Abu Hamad Toll Road, fifty kilometers North
"High Commissioner, can you tell us why you’re visiting the Atbara camp?"
The reporter’s flak jacket was so large, it looked like she’d drown in it. A heavy belt strapped her waist to her seat, like the rest of the APC’s passengers. She leaned forward, mike in hand. The light on her glasses lit up red to show she was recording.

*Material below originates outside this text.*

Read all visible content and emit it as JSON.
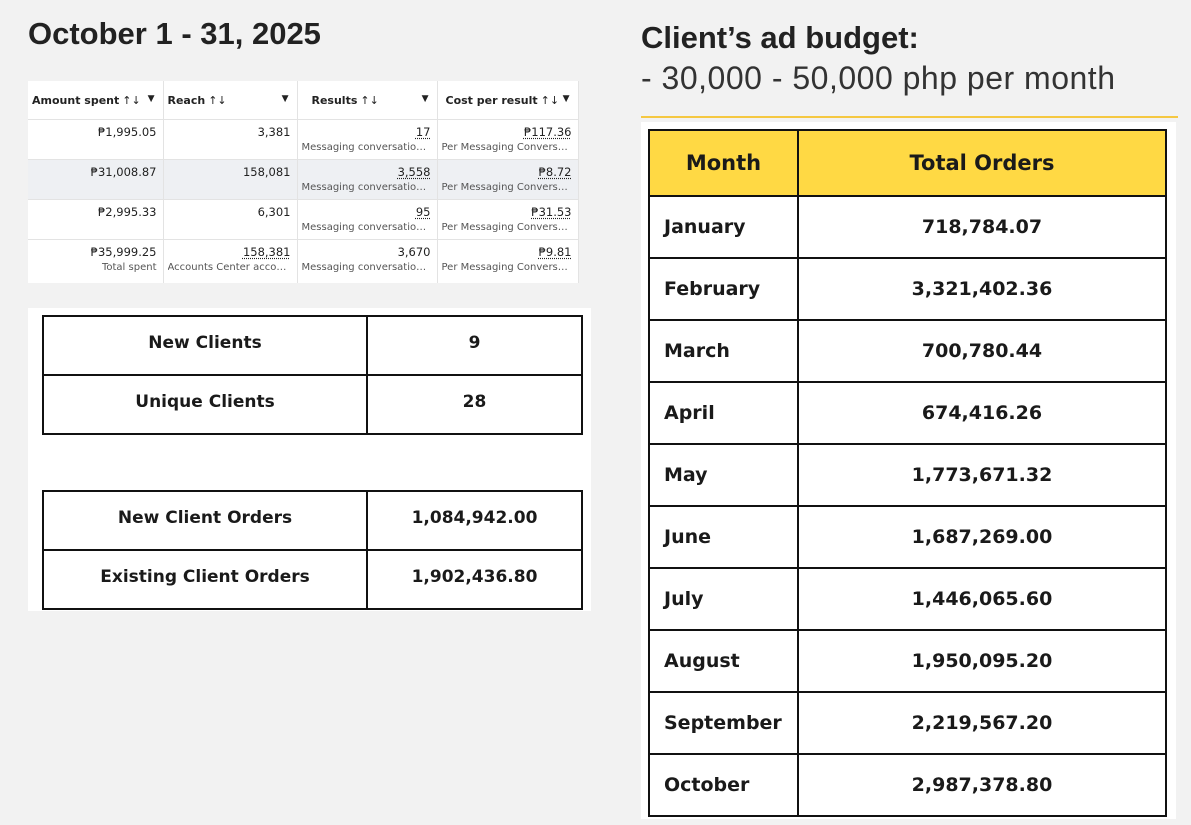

"Of course, but first some background for your viewers. The Atbara camp is just one of fourteen the UN opened in Sudan, after the start of the water war," Rao, sat across from her, wearing a UN blue helmet. "It has over two hundred thousand refugees. A thousand more are joining it, daily. Resupply is very difficult: all four sides have fired on UN aid flights. The only way is overland, but the roads are often closed by the fighting.
"The current offensive by Egypt and Eritrea has affected the Atbara camp’s access to clean water. This has caused a sanitation crisis. This paired with recent sudden, heavy rains, has caused a cholera outbreak.
"I am going to Atbara to see the situation for myself, and to highlight the plight of these people. Their humanitarian crisis will only grow as Egyptian-allied forces advance deeper into Sudan. The Security Council needs to pressure Egypt to end the offensive, and put in a lasting ceasefire."
"Madam Commissioner, what do you make of the Egyptian military government announcing a unilateral ceasefire to allow you to make this visit?"
"I welcome the move," she said, after a pause. "However, unless the Egyptian government makes serious commitments to protect refugees in this war, and not just those of their allies, then this will only be a hollow gesture."